Saat ini, kata dia, medsos sudah menjadi sarana bagi sekelompok orang untuk menyuburkan paham radikalisme dan terorisme serta menyebarkan berita bohong (hoaks).

Paham radikalisme dan terorisme serta berita bohong yang tersebar melalui medsos tidak hanya bisa meracuni, tapi juga bisa menkontaminasi jiwa seseorang. Bila tidak disikapi dengan hati-hati, seseorang bisa menjadi teroris.

Aksi teror masih terjadi di Negara Kesatuan Republik Indonesia (NKR), seperti yang terjadi di Surabaya, Jawa Timur, pada Minggu (13/5). Peristiwa tersebut menyebabkan belasan orang meninggal dunia dan puluhan orang luka-luka.

Menurut Mohan, aksi yang terjadi di Surabaya, adalah bentuk cara berpikir sempit. Padahal, tidak ada satupun agama yang membolehkan kekerasan, apalagi sampai membunuh manusia dengan cara teror bom bunuh diri.

"Alhamdulillah Kota Mataram sejauh ini masih kondusif, jauh dari kata konflik yang dipicu paham radikalisme, terorisme dan berita bohong. Tapi saya terus mengajak anak-anak muda menggaungkan lawan terorisme," katanya.

Deputi Pencegahan BNPT Brigjen Hamli, mengatakan melawan radikalisme, terorisme dan berita bohong harus mulai dari diri sendiri.

Menurutnya, upaya menangkal diri sendiri merupakan salah satu kontribusi yang amat sangat penting untuk memutus mata rantai radikalisme dan berita bohong.

"Kadang-kadang diri kita sendiri bisa menjadi sumber yang mengaplikasi berita bohong dan tersebar kemana-mana. Kalau ada berita yang misalnya tidak kita yakini, maka setop di kita saja," ucapnya.

Menurut data BNPT, 80 persen dari 600 tersangka terorisme yang berhasil dibekuk merupakan para pemuda atau remaja.

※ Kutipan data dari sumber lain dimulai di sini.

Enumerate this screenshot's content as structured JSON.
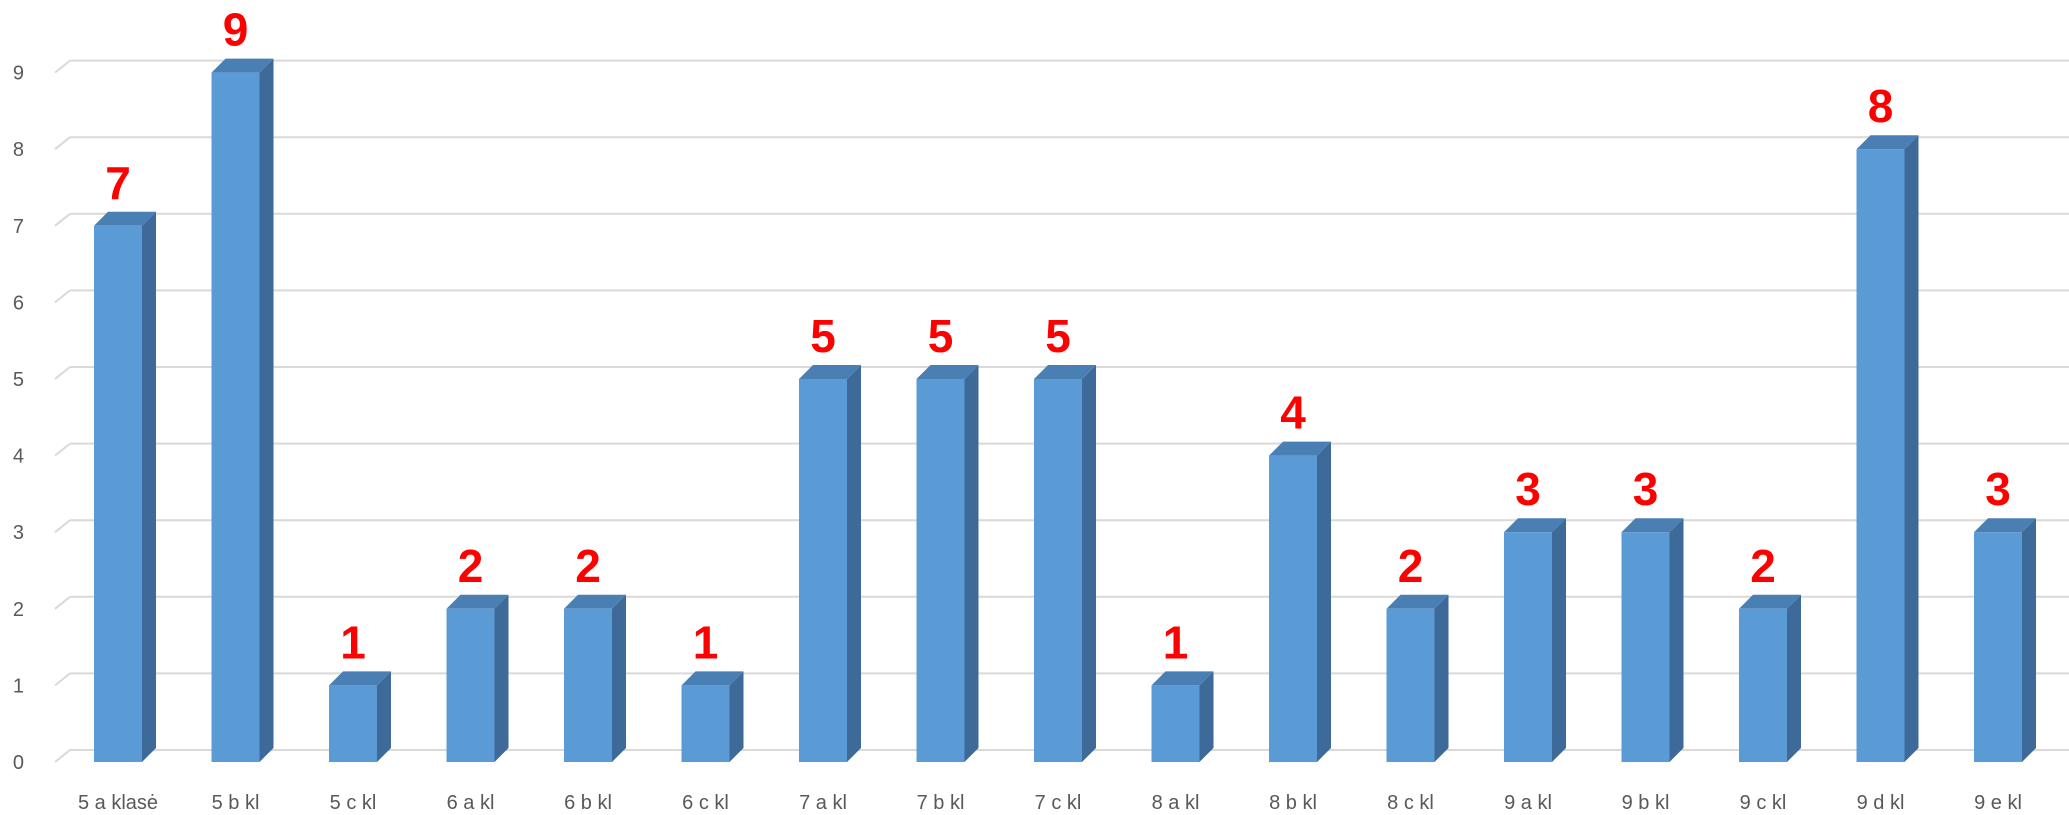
{
  "chart_data": {
    "type": "bar",
    "categories": [
      "5 a klasė",
      "5 b kl",
      "5 c kl",
      "6 a kl",
      "6 b kl",
      "6 c kl",
      "7 a kl",
      "7 b kl",
      "7 c kl",
      "8 a kl",
      "8 b kl",
      "8 c kl",
      "9 a kl",
      "9 b kl",
      "9 c kl",
      "9 d kl",
      "9 e kl"
    ],
    "values": [
      7,
      9,
      1,
      2,
      2,
      1,
      5,
      5,
      5,
      1,
      4,
      2,
      3,
      3,
      2,
      8,
      3
    ],
    "ylim": [
      0,
      9
    ],
    "yticks": [
      "0",
      "1",
      "2",
      "3",
      "4",
      "5",
      "6",
      "7",
      "8",
      "9"
    ],
    "grid": true,
    "style": "3d-column",
    "colors": {
      "bar_front": "#5b9bd5",
      "bar_side": "#3d6a98",
      "bar_top": "#4a7fb3",
      "gridline": "#d9d9d9",
      "data_label": "#ff0000",
      "tick_text": "#595959"
    }
  }
}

Di mana usianya berkisar antara 17-25 tahun dan direkrut menjadi teroris melalui medsos.

Oleh sebab itu, jenderal bintang satu ini meminta para orang tua memberikan perhatian besar kepada anak-anaknya karena mereka lebih banyak berinteraksi melalui medsos.

"Pembelajaran melalui keluarga merupakan salah satu cara ampuh dan berguna untuk menangkal paham radikal maupun penyebaran berita bohong," katanya.

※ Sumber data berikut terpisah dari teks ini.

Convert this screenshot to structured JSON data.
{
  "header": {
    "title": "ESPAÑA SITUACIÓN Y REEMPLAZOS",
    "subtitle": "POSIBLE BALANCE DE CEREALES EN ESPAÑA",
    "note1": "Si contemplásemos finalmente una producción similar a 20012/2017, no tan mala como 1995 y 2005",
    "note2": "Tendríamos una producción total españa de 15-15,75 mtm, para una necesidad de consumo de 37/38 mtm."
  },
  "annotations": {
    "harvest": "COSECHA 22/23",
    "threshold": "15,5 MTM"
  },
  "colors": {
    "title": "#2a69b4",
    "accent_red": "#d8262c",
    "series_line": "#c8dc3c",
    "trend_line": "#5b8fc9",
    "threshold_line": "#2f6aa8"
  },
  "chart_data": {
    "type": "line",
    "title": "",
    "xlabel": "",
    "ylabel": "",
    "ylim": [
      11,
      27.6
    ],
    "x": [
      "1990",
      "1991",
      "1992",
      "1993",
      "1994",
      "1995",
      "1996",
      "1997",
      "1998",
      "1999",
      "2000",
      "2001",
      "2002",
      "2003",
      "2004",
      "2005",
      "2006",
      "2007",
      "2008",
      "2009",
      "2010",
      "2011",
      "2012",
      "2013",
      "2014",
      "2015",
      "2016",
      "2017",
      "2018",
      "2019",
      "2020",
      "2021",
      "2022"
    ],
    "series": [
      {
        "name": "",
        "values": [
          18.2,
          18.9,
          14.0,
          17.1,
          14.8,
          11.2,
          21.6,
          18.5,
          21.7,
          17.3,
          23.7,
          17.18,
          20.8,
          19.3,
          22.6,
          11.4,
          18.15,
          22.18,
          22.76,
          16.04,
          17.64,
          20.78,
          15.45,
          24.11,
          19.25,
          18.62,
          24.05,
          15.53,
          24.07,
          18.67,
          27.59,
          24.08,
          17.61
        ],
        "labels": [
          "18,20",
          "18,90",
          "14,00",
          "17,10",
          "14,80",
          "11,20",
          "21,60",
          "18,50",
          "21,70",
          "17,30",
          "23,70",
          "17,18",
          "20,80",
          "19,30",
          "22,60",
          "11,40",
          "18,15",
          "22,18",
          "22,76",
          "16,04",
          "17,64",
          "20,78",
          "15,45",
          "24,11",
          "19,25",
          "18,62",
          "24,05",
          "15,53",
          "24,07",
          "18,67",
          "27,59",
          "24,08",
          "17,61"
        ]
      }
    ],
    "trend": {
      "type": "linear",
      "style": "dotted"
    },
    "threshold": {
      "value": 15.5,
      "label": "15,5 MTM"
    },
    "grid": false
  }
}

Hal senada dikatakan Direktur Nusa Tenggara Centre, Prof Suprapto. Menurutnya, peran medsos saat ini memang perlu disikapi dengan bijak. Segala sesuatu tidak harus ditelan mentah-mentah. Perlu ada pengecekan kebenaran agar tidak mudah tersulit emosi sehingga menimbulkan perpecahan.

     "Maka dari itu perlu juga pengawasan orang tua, pemahaman dari keluarga karena dari pondasi keluarga yang kuat dapat juga diupayakan sebagai bentuk pencegahan," tuturnya ketika menjadi nara sumber.

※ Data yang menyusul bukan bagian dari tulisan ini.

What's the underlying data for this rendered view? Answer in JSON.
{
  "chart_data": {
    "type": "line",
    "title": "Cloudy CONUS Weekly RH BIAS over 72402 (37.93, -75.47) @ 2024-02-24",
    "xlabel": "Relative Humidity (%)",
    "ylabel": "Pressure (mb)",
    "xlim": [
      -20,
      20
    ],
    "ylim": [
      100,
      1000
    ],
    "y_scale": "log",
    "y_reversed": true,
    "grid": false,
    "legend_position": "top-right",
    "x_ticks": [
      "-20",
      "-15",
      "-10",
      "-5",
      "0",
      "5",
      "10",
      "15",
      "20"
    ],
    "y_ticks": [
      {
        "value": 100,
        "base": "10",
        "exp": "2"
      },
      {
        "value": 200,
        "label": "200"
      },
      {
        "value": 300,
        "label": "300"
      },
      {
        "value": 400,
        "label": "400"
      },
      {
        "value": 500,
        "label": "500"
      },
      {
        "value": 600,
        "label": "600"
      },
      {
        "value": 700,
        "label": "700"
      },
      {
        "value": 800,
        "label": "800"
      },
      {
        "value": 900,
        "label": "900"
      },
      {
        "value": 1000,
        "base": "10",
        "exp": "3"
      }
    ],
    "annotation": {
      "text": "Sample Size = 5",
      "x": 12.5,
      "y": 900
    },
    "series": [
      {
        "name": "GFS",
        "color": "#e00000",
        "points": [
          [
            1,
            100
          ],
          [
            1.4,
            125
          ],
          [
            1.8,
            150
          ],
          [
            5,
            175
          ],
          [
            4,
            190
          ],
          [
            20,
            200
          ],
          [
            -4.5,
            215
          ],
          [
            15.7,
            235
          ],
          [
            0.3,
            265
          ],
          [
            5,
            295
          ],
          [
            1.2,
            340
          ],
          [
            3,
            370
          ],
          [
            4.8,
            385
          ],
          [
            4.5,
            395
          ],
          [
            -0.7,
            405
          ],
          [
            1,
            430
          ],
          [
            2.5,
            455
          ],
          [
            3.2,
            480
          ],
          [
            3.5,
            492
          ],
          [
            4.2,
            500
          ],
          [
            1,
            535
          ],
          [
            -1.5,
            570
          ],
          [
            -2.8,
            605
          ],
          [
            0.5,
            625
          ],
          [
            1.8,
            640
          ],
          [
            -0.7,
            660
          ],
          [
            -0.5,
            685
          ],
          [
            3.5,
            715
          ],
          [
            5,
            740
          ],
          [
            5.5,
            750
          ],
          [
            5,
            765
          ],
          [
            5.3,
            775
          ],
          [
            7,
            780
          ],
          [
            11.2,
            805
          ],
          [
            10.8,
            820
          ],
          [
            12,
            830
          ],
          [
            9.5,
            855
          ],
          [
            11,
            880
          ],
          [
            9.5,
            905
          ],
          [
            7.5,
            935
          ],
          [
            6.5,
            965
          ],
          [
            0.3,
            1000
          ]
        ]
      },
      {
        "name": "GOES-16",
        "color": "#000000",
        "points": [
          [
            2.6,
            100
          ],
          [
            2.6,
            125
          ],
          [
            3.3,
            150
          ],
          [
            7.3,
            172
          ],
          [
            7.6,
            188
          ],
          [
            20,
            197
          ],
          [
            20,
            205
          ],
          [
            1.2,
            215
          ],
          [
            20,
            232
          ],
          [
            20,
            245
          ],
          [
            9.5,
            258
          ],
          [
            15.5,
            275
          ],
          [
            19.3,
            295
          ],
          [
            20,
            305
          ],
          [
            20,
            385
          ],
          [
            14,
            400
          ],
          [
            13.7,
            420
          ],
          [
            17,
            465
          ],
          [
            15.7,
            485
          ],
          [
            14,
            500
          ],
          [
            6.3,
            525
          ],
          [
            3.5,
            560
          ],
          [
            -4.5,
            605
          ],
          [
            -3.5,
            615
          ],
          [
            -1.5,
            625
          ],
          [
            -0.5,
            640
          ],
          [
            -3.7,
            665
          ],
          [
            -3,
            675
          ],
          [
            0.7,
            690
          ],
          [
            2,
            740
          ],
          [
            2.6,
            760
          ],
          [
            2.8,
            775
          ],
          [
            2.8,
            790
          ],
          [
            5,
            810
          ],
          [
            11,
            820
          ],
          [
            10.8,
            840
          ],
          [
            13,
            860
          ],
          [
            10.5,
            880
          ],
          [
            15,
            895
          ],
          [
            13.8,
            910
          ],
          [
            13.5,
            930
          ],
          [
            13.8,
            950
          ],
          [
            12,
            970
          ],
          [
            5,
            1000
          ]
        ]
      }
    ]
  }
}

     Dalam kesempatan tersebut, Ketua BKOW Mataram ND Kinastri Roliskana, yang juga menjadi narasumber "talk show", mengatakan hal yang serba mudah di era globalisasi perlu diwaspadai karena kebanyakan tidak menelaah dulu sebelum disebarkan ke orang lain.

     "Tidak ada pikiran apakah hal itu berakibat apa nantinya," ucap isteri dari Plt Wali Kota Mataram ini.

     Ketua Panitia Fadil Setia Gunawan mengatakan, "talkshow" tersebut merupakan salah satu rangkaian acara yang diselenggarakan oleh Duta Damai Indonesia. Acara ini sengaja dilakukan di pesisir pantai agar dapat sama-sama menerima informasi terkait cara menangkal "hoaks" dan radikalisme.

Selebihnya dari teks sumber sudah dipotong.